Sitting 250m from the beach, the house is styled on a basic "pavillion" idea, originally sketched in the sand during the first site inspection - see, that's the Aussie way of doing things! The 2 pavillions are placed either side of a venerable 100 year old Morton Bay Ash, which gives life to the proportions and scale used wihtin the dwelling.

The main western pavillion houses living spaces focused around a double height deck overlooking the swimming pool and northern garden. The Master Bedroom is accessed via a polycarbonate-clad stair tower that acts as a lantern at night.

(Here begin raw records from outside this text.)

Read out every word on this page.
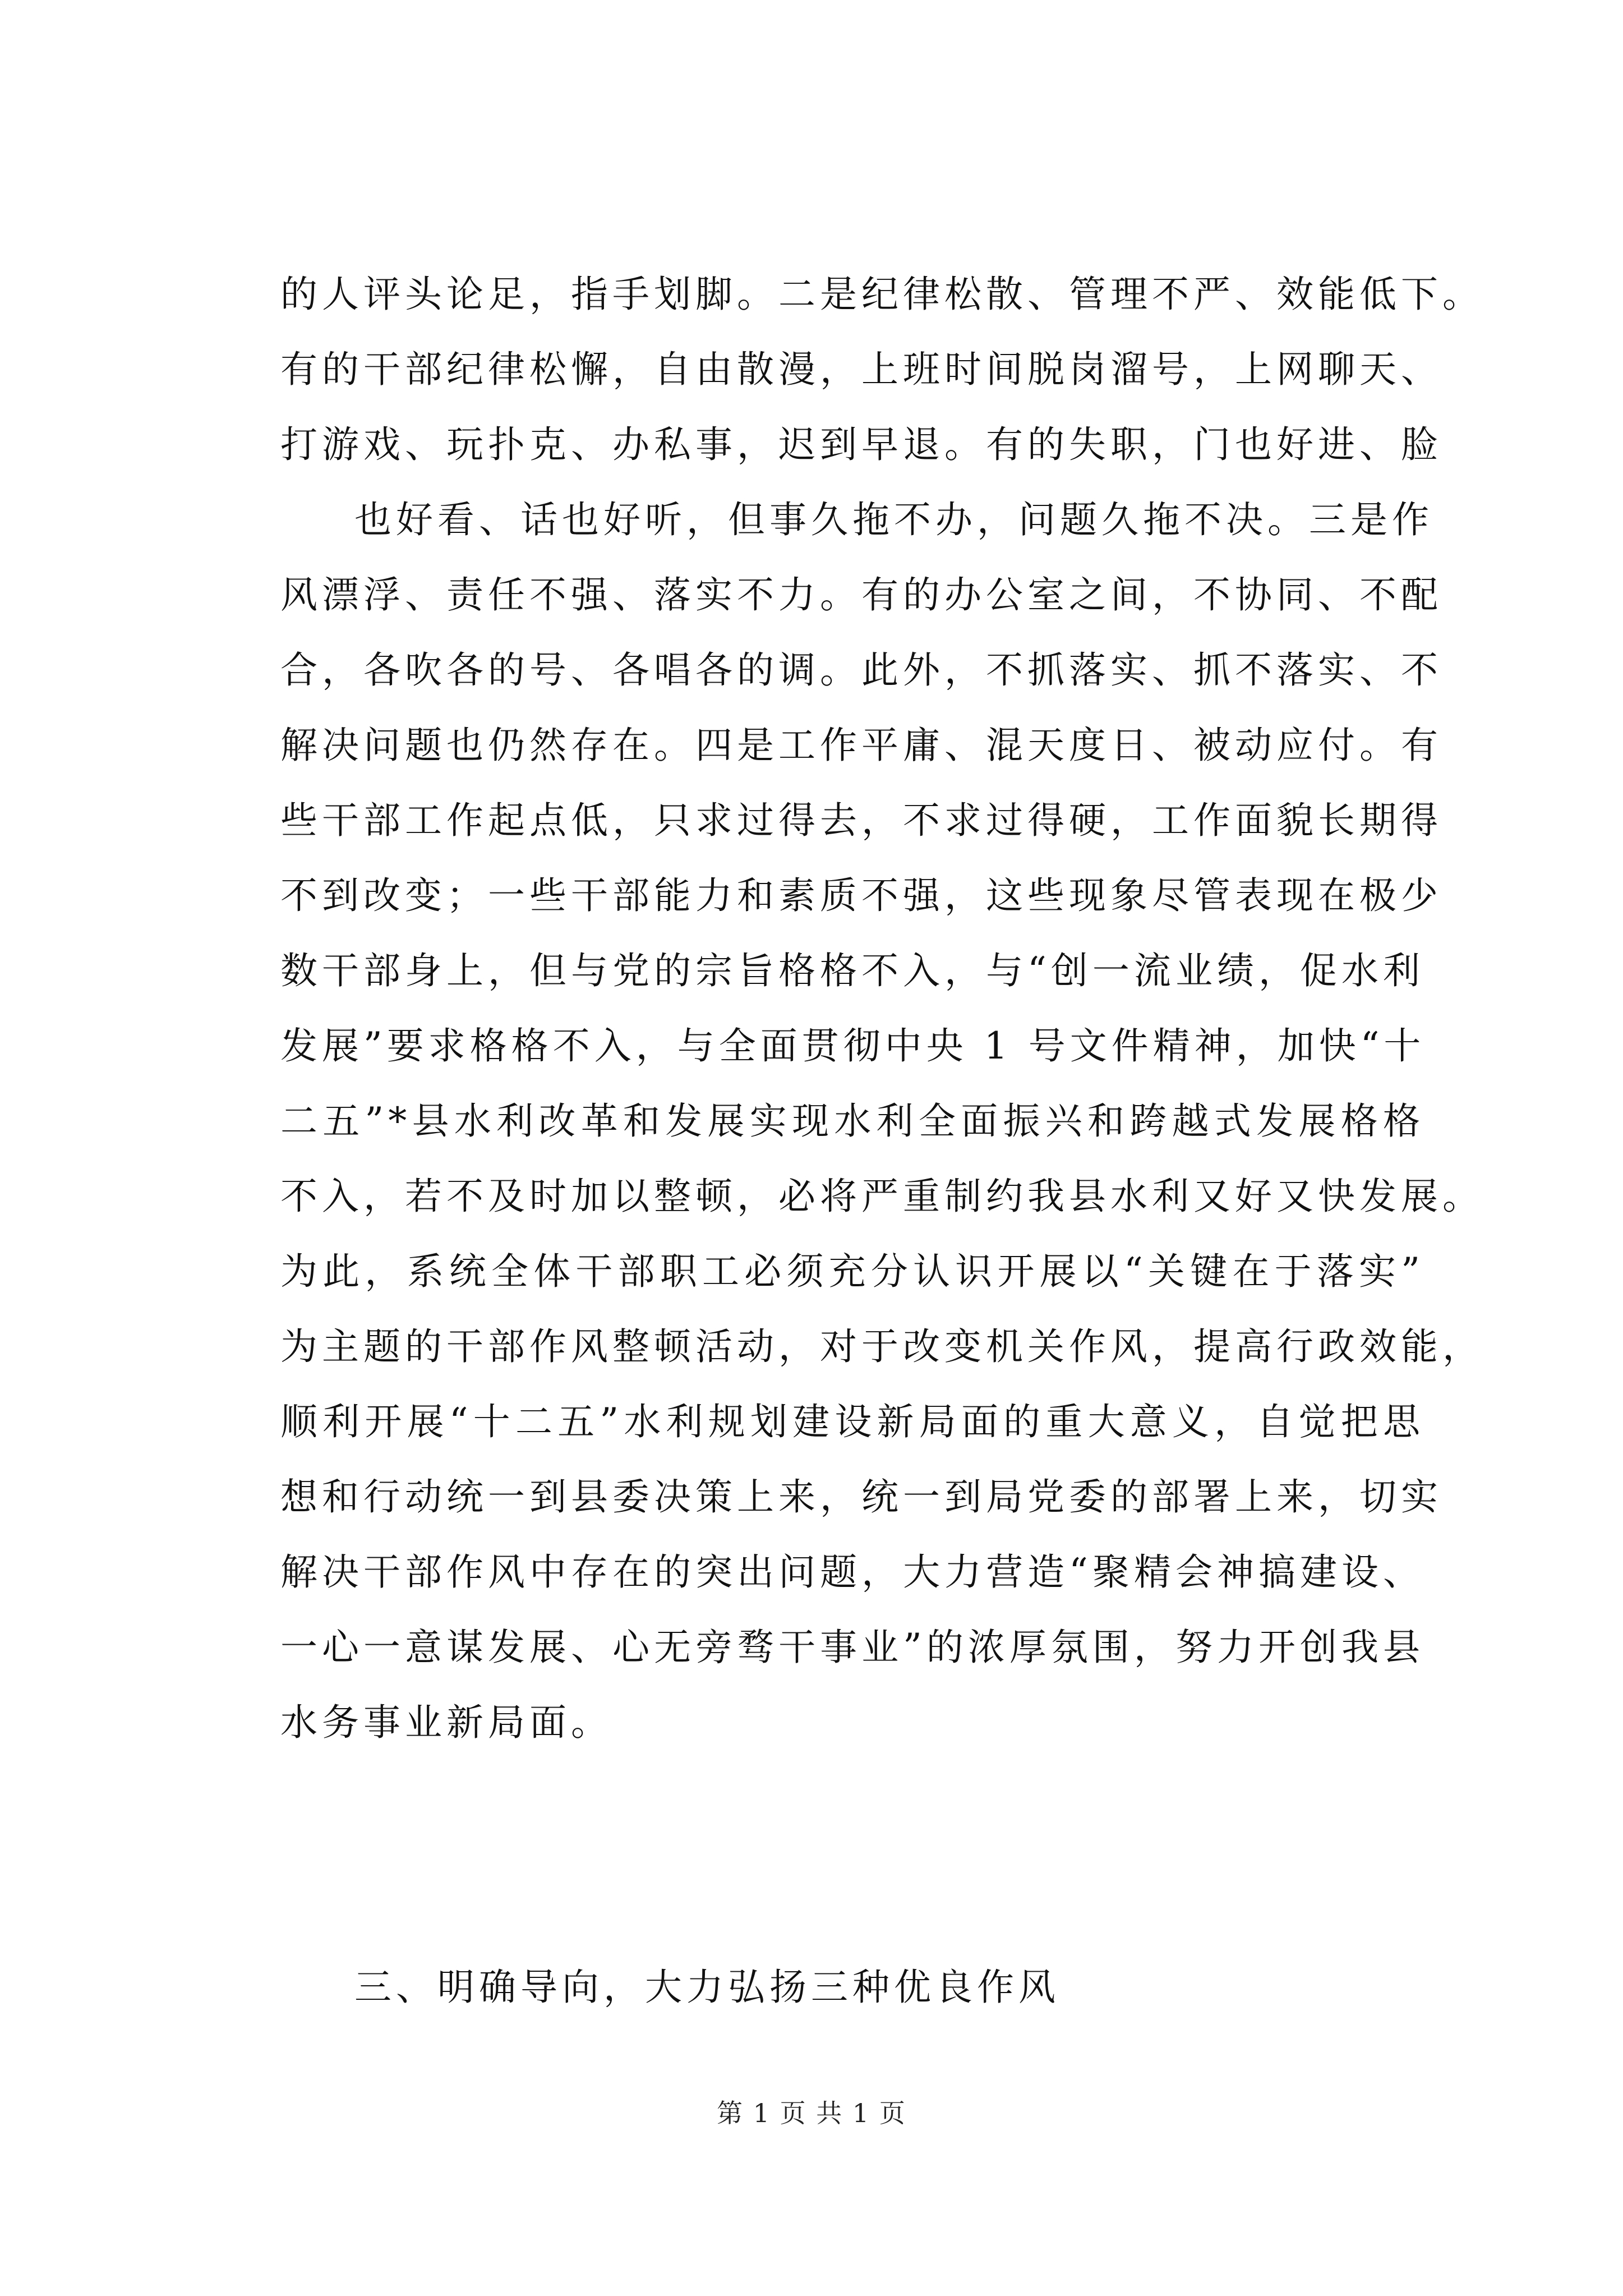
的人评头论足，指手划脚。二是纪律松散、管理不严、效能低下。
有的干部纪律松懈，自由散漫，上班时间脱岗溜号，上网聊天、
打游戏、玩扑克、办私事，迟到早退。有的失职，门也好进、脸
也好看、话也好听，但事久拖不办，问题久拖不决。三是作
风漂浮、责任不强、落实不力。有的办公室之间，不协同、不配
合，各吹各的号、各唱各的调。此外，不抓落实、抓不落实、不
解决问题也仍然存在。四是工作平庸、混天度日、被动应付。有
些干部工作起点低，只求过得去，不求过得硬，工作面貌长期得
不到改变；一些干部能力和素质不强，这些现象尽管表现在极少
数干部身上，但与党的宗旨格格不入，与“创一流业绩，促水利
发展”要求格格不入，与全面贯彻中央 1 号文件精神，加快“十
二五”*县水利改革和发展实现水利全面振兴和跨越式发展格格
不入，若不及时加以整顿，必将严重制约我县水利又好又快发展。
为此，系统全体干部职工必须充分认识开展以“关键在于落实”
为主题的干部作风整顿活动，对于改变机关作风，提高行政效能，
顺利开展“十二五”水利规划建设新局面的重大意义，自觉把思
想和行动统一到县委决策上来，统一到局党委的部署上来，切实
解决干部作风中存在的突出问题，大力营造“聚精会神搞建设、
一心一意谋发展、心无旁骛干事业”的浓厚氛围，努力开创我县
水务事业新局面。
三、明确导向，大力弘扬三种优良作风
第 1 页 共 1 页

The house employs sustainable design elements to passively defend the residents from the elements - windows and doors are strategically positioned to maximise the breeze, while roof overhangs protect the house from direct summer sunlight. There is no air conditioning in the house, nor is it wanted, and artificial lighting is kept to a minimum due to the generous amount and position of glazing, particularly facing the north.

Originally designed by Bark in 2002 the house recently found itself with new owners, who naturally came to the original architects to design alterations.

“It is our first project, which we had the interesting and fortunate opportunity to revisit with another client after a number of years,” says Steve Guthrie, Bark Principal. “The current owners have a very keen interest in art and design and are supportive custodians of the architecture.”

“A few key areas were elevated from a raw economical beach house with outdoor laundry and polished chipboard floors to include more comforts and a higher level of finish within the framework of the character of the house.”

Because of this relationship with the Morten Bay Ash, the pavilion spaces read like tree houses, from both inside and out, with a lightness of structure that is important in this part of the world.

“It is one of those houses which has a strong natural spirit,” Guthrie says. “It simply feels good and I think the experience of this for the clients and visitors comes from its inextricable link to landscape."